NASA’s Parker Solar Probe Smashes Records as it Completes its First Close Pass by the Sun

“We’re going to go closer to the sun than any other spacecraft has gone before. We’re not going to do that once, we’re not gonna do it twice — we’re gonna do that 24 times, and that is terrifying.”

The Parker Solar Probe is a NASA spacecraft currently traveling to probe the outer corona of our Sun. the PSP will approach within 6.9 million kilometers or 4.3 million miles from the center of the Sun and will travel, at closest approach, as fast as 690,000 km/h.

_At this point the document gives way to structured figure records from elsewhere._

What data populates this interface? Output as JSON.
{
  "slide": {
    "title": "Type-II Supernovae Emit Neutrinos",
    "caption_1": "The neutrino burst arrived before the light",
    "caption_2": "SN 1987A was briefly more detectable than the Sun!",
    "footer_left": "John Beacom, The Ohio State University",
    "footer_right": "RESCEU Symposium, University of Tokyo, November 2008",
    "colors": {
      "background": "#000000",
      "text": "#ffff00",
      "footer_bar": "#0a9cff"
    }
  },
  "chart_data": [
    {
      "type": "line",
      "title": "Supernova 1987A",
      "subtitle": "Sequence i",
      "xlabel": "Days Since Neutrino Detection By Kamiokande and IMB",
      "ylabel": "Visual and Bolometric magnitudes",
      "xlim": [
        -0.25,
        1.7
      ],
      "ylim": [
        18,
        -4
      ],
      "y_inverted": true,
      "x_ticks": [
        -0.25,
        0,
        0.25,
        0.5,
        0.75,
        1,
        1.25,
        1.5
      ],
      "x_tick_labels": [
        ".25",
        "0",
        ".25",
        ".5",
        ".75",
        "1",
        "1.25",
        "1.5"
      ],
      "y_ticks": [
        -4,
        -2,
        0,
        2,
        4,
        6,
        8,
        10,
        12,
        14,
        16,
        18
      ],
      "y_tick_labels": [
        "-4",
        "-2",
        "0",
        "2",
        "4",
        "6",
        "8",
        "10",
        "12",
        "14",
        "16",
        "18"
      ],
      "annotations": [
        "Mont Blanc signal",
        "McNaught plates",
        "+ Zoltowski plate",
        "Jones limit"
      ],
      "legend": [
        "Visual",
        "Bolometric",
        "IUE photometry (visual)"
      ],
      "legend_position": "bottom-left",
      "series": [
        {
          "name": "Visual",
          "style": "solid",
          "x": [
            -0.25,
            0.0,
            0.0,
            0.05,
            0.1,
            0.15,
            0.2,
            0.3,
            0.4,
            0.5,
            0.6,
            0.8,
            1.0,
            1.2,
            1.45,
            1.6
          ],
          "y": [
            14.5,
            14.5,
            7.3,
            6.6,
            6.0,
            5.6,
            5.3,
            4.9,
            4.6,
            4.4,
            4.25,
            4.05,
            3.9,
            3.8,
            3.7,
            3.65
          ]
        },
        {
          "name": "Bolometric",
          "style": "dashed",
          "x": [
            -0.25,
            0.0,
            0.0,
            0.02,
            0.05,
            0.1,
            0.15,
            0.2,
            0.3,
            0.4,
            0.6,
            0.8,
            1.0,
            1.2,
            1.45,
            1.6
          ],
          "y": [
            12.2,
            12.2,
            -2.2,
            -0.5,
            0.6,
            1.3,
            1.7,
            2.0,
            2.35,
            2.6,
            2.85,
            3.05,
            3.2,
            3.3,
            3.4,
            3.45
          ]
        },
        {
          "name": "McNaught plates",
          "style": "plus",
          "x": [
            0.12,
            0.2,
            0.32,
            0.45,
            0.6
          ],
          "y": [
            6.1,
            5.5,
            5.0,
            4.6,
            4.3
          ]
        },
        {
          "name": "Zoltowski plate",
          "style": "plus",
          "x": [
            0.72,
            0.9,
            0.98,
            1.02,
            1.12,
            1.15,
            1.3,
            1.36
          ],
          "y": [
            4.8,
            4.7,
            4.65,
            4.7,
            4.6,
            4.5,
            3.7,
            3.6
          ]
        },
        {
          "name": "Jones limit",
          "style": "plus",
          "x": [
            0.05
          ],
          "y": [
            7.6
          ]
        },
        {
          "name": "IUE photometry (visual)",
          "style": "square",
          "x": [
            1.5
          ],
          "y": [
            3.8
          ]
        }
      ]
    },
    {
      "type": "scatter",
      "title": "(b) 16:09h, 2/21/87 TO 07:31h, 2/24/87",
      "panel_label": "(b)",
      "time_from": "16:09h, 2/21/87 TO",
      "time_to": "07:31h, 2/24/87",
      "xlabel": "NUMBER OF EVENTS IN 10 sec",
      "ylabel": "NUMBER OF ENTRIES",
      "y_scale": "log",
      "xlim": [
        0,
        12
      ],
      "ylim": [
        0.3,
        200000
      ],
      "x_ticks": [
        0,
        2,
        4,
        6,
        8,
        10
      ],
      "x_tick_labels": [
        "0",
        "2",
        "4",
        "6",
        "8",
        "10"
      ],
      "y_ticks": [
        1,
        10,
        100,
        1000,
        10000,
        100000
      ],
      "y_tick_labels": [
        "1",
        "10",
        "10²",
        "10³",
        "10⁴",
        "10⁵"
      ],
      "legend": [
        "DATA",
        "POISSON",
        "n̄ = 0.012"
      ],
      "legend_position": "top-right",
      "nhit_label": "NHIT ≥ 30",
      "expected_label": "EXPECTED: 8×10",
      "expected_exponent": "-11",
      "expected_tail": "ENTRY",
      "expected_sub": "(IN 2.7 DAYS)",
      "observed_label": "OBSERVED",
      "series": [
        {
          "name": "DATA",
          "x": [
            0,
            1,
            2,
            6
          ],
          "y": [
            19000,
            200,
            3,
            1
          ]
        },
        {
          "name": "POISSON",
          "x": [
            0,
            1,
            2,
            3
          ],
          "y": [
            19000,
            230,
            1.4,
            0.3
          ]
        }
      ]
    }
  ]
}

Now, the spacecraft en route to touch the sun was a mere 42.7 million kilometers away as it reached its closest point of orbit relative to our sun, called the perihelion, on Monday, November 5, 2018, traveling at 343,053 kilometers per hour.

“It’s been just 78 days since Parker Solar Probe launched, and we’ve now come closer to our star than any other spacecraft in history...”
“It’s been just 78 days since Parker Solar Probe launched, and we’ve now come closer to our star than any other spacecraft in history…” — Project Manager Andy Driesman. Image Credit: NASA

And this is just one of the many records the spacecraft will break in the coming months.

En Route to touch the sun

NASA’s Nicola Fox says scientists “can’t wait to get the data.” And scientists hope that the data the spacecraft will gather could unlock some of the sun’s mysteries.

“We’re going to go closer to the sun than any other spacecraft has gone before. We’re not going to do that once, we’re not gonna do it twice — we’re gonna do that 24 times, and that is terrifying.”

The space probe passed within 42.7 million kilometers of the sun’s surface, a feat comparable to the previous record set by another spacecraft, the Helios 2 in 1976, at less than 27 million miles away.

The spacecraft’s mission will continue for several years.

In the next seven years, the PSP will take advantage of Venus’ gravity and slingshot itself closer and closer in a series of loops.

By the end of its mission, in 2025, the spacecraft is expected to dip to 3.8 million miles away from the sun’s surface.

As it approaches hazardous temperatures, the spacecraft will provide experts with unprecedented data about the sun’s magnetic fields, plasma, and energetic particles.

As the spacecraft approaches the sun, it is well protected from the heat.

The space probe is fitted with a 160-pound heat shield called the Thermal Protection System, and two panels of superheated carbon-carbon composite sandwiching a lightweight 4.5-inch-thick carbon foam core.

Parker Solar Probe’s heat shield is made of two panels of superheated carbon-carbon composite sandwiching a lightweight 4.5-inch-thick carbon foam core. Image Credit: NASA/Johns Hopkins APL/Ed Whitman
Parker Solar Probe’s heat shield is made of two panels of superheated carbon-carbon composite sandwiching a lightweight 4.5-inch-thick carbon foam core. Image Credit: NASA/Johns Hopkins APL/Ed Whitman

As explained by NASA, “The eight-foot-diameter heat shield will safeguard everything within its umbra, the shadow it casts on the spacecraft. At Parker Solar Probe’s closest approach to the Sun, temperatures on the heat shield will reach nearly 2,500 degrees Fahrenheit, but the spacecraft and its instruments will be kept at a relatively comfortable temperature of about 85 degrees Fahrenheit.”

Communicating with Earth

But despite the fact the space probe has a state-of-the-art heat protection shield, the temperatures will force mission specialists to limit communicating with the probe.

“We will be mostly out of contact with the spacecraft through the encounter, so the only thing we will have is those beacon tones,” explained Sanae Kubota, the fault management lead.